Scientists discovered the first amputation, which is currently the oldest in the world

Buried in a shallow grave deep inside a remote Indonesian cave, archaeologists have found the bones of a young person they say could change the history of medicine.

Using radiocarbon dating techniques, scientists estimate that the body had lain untouched for 31,000 years inside Liang Tebo Cave in Borneo’s East Kalimantan province, according to research published in the journal Natur.

The most striking aspect of this discovery is that the young man or woman’s lower left leg is missing, with signs that it was carefully amputated when the person was a child or early teenager. The patient survived the surgery and died of unknown causes when he was between 19 and 21 years old, the scientists said. The skeleton was found in 2020 by Australian and Indonesian archaeologists, who say the amputation reveals considerable surgical skill and is the earliest example of this type of operation. This discovery, according to CNN, changed our understanding of the sophistication of Stone Age people.

“It is significant because it significantly changes our species’ knowledge of surgery and complex medicine,”

said Maxim Aubert, a professor at the Center for Social and Cultural Research at Griffith University in Queensland.

“They had to have a deep knowledge of human anatomy, how to stop the blood flow, how to anesthetize the patient, prevent sepsis. All that became the norm only recently,” said Aubert.
Experts believed that human ancestors did not know how to perform difficult procedures like amputation until the advent of agriculture and permanent settlements transformed human society in the last 10,000 years. Before this discovery, the oldest known example of amputation was an elderly farmer whose left forearm was removed just above the elbow 7,000 years ago in present-day France, the study said.

It was only 100 years ago that surgical amputation became the medical norm in the West. Before the development of antibiotics, the study states, most people would have died during the amputation.

“Blood loss, shock and subsequent infection were the main sources of death until relatively recently in human history.”

said Tim Maloney, a researcher at Griffith University and one of the study’s co-authors.

Community Care

This person had his lower left leg amputated as a child and survived six to nine years after the operation, according to experts. There were no signs of infection in the bones, and new bone growth formed in the amputated area – something that takes a long time. In addition, while the rest of the skeleton was the size of an adult, the amputated bones stopped growing and retained the size of a child.
The surgeon or surgeons who performed the operation 31,000 years ago, probably with knives and scalpels made of stone, must have had a detailed knowledge of anatomy and the muscular and vascular system in order to discover and connect the veins, blood vessels and nerves and prevent fatal blood loss and infection , according to the study.

After amputation, care was vital, and the wound had to be regularly cleaned and disinfected.
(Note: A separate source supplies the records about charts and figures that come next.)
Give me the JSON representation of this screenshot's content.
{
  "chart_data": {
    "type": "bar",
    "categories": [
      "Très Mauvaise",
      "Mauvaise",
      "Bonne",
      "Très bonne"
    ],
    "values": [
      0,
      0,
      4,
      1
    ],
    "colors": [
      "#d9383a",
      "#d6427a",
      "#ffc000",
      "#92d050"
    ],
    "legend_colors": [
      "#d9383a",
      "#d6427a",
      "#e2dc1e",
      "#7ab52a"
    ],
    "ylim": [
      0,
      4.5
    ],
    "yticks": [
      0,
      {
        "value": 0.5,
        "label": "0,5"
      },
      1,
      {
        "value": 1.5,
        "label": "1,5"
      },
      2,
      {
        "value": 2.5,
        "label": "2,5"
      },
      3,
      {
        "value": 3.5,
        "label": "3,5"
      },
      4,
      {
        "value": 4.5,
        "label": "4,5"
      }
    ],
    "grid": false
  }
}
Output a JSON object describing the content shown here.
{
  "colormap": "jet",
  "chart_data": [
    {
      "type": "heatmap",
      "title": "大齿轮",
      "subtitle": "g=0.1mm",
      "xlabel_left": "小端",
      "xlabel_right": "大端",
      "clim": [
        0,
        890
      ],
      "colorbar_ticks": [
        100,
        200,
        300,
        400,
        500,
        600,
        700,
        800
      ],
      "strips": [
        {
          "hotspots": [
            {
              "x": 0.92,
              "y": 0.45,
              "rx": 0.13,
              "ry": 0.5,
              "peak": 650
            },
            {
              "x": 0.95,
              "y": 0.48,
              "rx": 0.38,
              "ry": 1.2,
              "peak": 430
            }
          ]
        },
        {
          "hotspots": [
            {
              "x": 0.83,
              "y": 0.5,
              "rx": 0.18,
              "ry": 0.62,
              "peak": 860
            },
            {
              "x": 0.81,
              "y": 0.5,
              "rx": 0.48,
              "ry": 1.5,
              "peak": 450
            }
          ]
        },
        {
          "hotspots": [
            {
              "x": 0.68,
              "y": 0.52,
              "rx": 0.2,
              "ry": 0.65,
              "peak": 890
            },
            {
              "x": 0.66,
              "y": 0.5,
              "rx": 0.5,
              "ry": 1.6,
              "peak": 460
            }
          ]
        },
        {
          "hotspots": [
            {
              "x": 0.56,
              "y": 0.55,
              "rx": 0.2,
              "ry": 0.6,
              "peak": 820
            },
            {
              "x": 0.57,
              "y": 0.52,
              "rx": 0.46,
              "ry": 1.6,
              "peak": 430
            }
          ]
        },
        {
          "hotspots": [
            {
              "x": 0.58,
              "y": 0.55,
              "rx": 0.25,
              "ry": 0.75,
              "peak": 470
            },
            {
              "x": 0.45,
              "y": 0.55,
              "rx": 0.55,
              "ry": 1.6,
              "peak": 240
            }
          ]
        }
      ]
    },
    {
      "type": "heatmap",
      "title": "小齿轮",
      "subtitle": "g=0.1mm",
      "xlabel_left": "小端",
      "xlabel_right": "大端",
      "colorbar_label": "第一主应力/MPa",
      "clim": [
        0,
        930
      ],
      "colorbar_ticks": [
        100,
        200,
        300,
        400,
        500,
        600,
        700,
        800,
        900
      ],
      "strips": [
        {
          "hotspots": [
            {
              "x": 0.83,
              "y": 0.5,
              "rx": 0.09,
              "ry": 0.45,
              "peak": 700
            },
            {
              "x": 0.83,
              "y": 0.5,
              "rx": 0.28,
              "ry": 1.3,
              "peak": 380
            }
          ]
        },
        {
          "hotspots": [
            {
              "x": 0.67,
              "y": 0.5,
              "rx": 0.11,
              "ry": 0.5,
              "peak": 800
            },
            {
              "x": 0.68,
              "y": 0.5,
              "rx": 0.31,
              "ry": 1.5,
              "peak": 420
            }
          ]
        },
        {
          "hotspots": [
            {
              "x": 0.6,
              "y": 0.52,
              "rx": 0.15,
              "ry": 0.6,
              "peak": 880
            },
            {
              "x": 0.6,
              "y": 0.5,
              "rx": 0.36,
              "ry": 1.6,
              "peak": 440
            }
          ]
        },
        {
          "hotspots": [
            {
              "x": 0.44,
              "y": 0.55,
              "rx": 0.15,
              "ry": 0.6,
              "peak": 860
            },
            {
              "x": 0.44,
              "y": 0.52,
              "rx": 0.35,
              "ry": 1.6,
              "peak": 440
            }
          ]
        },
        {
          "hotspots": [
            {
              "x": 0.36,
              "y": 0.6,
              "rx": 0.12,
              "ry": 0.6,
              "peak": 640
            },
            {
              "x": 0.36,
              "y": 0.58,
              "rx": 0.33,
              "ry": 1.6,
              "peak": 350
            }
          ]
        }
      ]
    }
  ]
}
“I think what’s most amazing is that this is real, direct, tangible evidence of a really high level of care in the community,”

said Maloney.

To live with an amputated leg in mountainous terrain for years, an individual would need a lot of constant help and care from their community.

“That this child survived the procedure and was estimated to have lived many years afterwards is astonishing,” said Charlotte Roberts, a professor in the Department of Archeology at Durham University in the UK, in a commentary published with the study. She was not involved in research. Roberts agrees with the assessment that the limb was deliberately removed – an accidental injury would not show a clean slash. Nor is it likely that the foot was cut off as punishment, given that the person lived for years after the amputation and was carefully buried, said Roberts, who trained as a nurse before becoming an archaeologist. The Australian team said it’s possible these hunter-gatherers had knowledge of medicinal plants, such as antiseptics, that grew in the rainforests of Borneo.

An exciting region for discovery

The child’s remains were dated in two ways: radiocarbon dating of charcoal remains in the sediment layers above, on, and below the skeleton; and a tooth dated by measuring the radioactive decay of uranium isotopes, the chemical elements found in tooth enamel. It is also the oldest known deliberate burial in island Southeast Asia, with limestone markers placed on top of the grave, the body placed in a bent, fetal position and a large globule of ocher – a mineral pigment used in Stone Age cave art.

The skeleton was discovered in a region that has become an exciting site for paleoanthropology: Liang Tebu, a large limestone cave with patterns of human hands on the walls, located in a remote, mountainous area that can only be reached by boat at certain times of the year. The world’s oldest figurative rock art has been found in caves elsewhere in Indonesia, and extinct human species such as Homo floresiensis and Homo luzonensis have been found on islands in the same region.

“From this area, people traveled by boat to cross the islands of South Asia to reach the mainland of Papua and Australia (the first successful great sea voyage),” Aubert said. “They were advanced artists, and now we know they had advanced medical knowledge. “

“At Liang Tebo, we came across this prehistoric person who was amputated 31,000 years ago less than a meter from the surface and we know we still have 3-4 meters of sediment to excavate before the bedrock,” he added. due to the spread of covid, and archaeologists based in Australia rushed home to avoid a border closure that would last more than two years.
“We want to go back. Maybe we will find more human remains, and maybe the remains of unknown species,” they said.